This great tasting, versatile Mediterranean dip is easy to make and it is one of the more popular Middle Eastern dips. Served with fresh or toasted pita bread, hummus makes for a great snack or appetizer at a party. Tahini is an important part of the hummus recipe but it can be substituted with cream or yogurt if it is not available. Several interesting variations are possible by adding herbs like mint, coriander, parsely, toasted garlic, pimentos or bell peppers.

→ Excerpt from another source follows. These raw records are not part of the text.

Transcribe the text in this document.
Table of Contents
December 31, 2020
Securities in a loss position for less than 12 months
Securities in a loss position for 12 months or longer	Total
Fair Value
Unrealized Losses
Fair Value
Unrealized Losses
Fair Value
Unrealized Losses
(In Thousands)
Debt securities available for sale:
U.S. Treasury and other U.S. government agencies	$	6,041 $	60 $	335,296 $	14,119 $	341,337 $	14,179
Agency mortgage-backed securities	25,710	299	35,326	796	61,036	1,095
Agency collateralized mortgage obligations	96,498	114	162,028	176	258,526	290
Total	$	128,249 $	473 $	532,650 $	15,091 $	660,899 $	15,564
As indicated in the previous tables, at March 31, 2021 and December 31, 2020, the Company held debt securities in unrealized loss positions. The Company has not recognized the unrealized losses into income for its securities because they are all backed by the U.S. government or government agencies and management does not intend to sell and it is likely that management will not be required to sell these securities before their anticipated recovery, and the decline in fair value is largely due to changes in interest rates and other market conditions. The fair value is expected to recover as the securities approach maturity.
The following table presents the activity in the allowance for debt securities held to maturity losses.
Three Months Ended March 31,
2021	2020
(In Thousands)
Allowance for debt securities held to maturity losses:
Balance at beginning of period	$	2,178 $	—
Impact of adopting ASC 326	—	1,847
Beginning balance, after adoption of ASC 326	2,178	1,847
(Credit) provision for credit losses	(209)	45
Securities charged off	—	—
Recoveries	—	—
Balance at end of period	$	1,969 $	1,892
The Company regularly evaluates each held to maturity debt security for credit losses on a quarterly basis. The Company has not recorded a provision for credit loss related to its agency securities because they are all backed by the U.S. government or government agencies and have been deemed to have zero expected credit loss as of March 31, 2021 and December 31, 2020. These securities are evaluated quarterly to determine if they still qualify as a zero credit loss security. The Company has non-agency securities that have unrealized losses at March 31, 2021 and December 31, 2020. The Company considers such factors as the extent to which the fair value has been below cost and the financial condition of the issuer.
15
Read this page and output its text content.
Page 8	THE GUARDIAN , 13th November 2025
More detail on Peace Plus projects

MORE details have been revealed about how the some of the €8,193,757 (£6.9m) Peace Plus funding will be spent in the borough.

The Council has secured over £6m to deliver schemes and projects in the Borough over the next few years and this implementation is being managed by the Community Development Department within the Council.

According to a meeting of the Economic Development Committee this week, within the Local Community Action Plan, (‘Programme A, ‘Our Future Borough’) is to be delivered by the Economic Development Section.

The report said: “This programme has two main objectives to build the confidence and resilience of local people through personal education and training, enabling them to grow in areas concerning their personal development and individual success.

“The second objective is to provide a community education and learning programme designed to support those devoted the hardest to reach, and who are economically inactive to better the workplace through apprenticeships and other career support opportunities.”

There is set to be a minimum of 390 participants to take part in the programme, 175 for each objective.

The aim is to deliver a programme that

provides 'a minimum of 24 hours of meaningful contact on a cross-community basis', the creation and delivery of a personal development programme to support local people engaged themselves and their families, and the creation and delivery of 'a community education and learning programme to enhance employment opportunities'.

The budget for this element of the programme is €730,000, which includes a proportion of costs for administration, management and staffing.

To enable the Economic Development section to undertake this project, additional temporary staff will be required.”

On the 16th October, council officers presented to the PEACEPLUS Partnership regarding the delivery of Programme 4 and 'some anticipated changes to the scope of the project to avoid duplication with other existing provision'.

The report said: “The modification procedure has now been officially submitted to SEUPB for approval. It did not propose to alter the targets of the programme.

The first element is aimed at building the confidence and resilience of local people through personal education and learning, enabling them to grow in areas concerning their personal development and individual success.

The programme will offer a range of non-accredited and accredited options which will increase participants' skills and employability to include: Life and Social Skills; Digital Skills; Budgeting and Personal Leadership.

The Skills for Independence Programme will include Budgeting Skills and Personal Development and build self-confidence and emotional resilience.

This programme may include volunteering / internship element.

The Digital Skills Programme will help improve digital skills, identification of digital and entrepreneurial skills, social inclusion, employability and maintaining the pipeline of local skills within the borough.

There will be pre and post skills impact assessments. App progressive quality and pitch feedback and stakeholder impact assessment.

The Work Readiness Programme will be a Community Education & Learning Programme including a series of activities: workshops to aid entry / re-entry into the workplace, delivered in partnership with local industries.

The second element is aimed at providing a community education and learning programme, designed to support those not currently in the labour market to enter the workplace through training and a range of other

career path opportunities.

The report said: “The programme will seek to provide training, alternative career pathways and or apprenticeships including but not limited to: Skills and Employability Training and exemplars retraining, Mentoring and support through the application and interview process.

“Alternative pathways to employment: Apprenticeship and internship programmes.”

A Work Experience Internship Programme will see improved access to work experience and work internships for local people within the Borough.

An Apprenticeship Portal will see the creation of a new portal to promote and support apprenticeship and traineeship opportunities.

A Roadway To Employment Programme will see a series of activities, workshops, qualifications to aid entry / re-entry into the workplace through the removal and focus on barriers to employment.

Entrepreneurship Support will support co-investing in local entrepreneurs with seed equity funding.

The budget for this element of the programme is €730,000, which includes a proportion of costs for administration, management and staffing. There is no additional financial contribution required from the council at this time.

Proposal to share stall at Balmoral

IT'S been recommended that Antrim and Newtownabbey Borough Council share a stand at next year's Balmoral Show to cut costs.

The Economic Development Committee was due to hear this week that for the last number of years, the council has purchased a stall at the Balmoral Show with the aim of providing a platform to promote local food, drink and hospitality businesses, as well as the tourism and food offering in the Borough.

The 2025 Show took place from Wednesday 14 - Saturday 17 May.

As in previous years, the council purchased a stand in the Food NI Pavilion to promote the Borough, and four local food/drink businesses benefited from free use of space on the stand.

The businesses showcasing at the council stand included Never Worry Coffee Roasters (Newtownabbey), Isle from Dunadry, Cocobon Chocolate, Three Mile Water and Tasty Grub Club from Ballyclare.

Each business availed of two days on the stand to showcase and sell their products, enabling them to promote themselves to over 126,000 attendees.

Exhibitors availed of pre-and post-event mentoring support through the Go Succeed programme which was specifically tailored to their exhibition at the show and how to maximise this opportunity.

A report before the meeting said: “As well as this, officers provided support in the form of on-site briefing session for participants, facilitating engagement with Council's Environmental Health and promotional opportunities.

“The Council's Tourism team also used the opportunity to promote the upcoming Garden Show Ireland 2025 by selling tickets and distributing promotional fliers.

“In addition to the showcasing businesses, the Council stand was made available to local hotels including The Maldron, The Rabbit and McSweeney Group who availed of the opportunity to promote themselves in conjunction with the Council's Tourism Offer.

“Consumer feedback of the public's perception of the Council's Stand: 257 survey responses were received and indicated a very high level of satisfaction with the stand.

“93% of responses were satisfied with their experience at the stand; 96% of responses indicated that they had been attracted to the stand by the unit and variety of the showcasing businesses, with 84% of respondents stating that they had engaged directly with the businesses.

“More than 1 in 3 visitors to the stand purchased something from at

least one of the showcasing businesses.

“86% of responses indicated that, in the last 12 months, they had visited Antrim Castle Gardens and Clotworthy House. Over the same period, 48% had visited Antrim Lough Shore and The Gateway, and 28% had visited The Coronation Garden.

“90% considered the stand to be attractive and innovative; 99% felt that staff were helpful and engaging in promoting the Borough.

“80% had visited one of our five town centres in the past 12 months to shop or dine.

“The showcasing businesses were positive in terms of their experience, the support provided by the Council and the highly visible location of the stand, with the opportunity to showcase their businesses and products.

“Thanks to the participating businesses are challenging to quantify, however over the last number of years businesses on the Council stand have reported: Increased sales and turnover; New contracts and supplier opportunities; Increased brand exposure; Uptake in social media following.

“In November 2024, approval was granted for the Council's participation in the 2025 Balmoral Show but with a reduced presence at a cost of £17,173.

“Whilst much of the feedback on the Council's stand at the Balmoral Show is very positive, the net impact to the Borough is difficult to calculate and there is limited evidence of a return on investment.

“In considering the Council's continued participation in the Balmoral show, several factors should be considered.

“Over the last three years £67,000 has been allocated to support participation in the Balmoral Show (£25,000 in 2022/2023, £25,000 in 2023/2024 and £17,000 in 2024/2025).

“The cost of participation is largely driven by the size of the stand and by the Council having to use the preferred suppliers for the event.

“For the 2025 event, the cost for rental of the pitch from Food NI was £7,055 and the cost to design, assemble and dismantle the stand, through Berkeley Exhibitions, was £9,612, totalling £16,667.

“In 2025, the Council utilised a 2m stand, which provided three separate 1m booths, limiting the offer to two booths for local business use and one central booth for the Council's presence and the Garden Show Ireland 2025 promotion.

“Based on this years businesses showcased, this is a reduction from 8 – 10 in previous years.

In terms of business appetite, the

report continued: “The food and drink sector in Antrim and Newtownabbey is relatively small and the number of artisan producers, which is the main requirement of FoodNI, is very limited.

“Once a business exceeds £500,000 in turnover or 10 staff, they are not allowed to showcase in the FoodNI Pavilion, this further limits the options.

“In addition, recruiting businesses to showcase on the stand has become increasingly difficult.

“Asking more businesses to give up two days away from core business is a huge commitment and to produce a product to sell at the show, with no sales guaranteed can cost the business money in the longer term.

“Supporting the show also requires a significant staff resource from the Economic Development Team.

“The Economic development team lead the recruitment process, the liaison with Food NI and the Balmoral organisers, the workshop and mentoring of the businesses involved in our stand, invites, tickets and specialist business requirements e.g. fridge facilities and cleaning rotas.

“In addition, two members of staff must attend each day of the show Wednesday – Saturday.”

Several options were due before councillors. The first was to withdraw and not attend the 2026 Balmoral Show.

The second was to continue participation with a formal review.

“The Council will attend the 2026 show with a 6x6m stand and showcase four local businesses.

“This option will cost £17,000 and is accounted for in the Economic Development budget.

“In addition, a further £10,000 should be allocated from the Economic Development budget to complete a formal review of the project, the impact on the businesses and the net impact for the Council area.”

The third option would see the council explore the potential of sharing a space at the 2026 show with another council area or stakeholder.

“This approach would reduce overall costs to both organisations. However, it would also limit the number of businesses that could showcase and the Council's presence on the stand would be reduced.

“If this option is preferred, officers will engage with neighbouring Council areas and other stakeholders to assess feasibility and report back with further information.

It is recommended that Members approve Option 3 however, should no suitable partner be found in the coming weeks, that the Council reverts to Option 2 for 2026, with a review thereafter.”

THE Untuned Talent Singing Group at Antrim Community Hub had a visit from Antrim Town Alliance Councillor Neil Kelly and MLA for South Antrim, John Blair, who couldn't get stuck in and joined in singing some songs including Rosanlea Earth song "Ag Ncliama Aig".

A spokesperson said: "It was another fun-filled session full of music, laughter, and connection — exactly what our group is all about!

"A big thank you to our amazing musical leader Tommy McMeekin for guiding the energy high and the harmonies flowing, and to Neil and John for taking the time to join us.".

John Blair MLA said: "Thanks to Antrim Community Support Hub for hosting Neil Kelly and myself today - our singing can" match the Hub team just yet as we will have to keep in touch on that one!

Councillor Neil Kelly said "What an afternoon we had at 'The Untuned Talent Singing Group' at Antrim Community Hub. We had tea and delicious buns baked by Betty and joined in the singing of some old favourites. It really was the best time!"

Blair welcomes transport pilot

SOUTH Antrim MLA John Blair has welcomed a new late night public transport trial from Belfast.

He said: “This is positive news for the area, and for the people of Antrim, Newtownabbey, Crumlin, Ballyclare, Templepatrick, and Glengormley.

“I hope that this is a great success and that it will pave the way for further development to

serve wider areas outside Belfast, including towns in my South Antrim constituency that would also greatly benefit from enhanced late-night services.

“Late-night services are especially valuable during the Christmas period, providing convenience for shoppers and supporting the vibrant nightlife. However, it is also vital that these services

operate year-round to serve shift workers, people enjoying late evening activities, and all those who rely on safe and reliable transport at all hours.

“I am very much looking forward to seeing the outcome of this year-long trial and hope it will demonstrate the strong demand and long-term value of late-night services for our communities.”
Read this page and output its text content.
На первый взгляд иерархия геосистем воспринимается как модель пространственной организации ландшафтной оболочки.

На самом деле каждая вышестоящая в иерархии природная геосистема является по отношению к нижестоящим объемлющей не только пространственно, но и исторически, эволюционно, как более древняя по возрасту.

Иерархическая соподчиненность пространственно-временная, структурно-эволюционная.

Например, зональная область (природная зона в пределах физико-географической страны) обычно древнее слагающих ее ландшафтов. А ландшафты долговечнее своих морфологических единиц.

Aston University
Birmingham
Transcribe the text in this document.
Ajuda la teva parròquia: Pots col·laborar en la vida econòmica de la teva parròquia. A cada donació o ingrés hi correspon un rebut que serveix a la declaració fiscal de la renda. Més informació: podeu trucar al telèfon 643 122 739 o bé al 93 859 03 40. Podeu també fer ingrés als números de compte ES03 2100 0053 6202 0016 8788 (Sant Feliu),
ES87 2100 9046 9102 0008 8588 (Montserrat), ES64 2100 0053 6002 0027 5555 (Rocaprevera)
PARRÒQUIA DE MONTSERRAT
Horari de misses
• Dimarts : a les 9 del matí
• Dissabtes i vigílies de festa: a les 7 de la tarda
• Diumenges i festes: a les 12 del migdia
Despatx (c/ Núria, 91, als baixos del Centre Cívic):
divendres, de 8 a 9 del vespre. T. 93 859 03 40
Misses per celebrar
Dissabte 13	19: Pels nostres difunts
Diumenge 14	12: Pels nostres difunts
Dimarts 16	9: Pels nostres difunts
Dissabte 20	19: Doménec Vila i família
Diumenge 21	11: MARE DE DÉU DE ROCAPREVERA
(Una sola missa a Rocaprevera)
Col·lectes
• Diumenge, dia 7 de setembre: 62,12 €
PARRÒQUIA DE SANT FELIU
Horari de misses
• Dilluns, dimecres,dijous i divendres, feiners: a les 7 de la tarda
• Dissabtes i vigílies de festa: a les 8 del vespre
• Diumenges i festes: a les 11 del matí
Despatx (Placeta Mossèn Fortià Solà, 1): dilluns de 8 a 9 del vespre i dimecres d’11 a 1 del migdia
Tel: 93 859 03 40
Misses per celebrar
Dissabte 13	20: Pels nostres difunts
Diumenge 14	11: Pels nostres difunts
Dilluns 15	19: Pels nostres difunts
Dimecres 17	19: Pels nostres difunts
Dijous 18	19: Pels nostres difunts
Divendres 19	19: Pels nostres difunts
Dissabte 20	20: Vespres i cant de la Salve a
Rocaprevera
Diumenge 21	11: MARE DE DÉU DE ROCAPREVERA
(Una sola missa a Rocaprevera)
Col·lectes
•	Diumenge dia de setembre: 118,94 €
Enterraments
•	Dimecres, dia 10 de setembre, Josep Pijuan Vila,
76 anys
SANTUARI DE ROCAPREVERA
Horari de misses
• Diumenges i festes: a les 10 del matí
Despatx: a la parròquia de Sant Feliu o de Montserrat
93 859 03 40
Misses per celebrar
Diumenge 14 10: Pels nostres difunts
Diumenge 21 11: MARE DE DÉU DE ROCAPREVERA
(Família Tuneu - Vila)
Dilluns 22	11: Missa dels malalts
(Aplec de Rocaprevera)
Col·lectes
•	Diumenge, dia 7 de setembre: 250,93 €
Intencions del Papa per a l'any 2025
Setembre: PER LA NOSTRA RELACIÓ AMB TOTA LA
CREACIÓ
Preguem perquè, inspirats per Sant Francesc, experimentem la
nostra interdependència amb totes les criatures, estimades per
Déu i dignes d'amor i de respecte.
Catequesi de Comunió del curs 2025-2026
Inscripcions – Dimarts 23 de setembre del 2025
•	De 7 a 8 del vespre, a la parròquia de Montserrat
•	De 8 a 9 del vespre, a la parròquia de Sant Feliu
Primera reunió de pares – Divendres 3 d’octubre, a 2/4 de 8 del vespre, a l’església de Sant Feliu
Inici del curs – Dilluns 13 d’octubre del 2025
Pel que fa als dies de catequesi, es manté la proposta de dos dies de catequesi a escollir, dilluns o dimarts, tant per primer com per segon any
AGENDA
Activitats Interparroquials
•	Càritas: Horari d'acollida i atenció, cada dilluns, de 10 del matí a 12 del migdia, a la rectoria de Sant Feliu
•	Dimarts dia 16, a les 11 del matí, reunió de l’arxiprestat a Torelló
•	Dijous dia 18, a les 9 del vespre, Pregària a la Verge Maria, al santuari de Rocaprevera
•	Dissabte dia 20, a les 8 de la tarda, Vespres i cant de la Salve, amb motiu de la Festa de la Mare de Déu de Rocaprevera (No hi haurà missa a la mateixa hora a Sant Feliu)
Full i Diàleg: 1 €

|Boiled chickpeas||400 Gram (Garbanzo Beans)|
|Garlic||3 Clove (15 gm)|
|Lemon juice||3 Tablespoon|
|Water||3 Tablespoon (Of Boiled Chickpeas)|
|Cumin powder||1 Teaspoon|
|Tahini||1 1⁄2 Tablespoon|
|Curd/Low fat cream||2 Tablespoon|
|Olive oil||2 Teaspoon|
|Paprika pepper||1⁄2 Teaspoon|
|Chickpeas||1 Cup (16 tbs)|
1.Put chickpeas, garlic, lemon juice, left over water of boiled chickpeas, cumin powder and salt, in a processor or blender and process it to a smooth paste.
2. Whisk in the tahini paste or yogurt/low fat cream into the paste just before serving. If you want to store it in the refridgerator for a couple of days, do not add yogurt/cream.
3. Shift to serving dish. To garnish pour olive oil on it,place a few boiled chickpeas and sprinkle paprika pepper over it.
4. Serve at room temperature or chilled.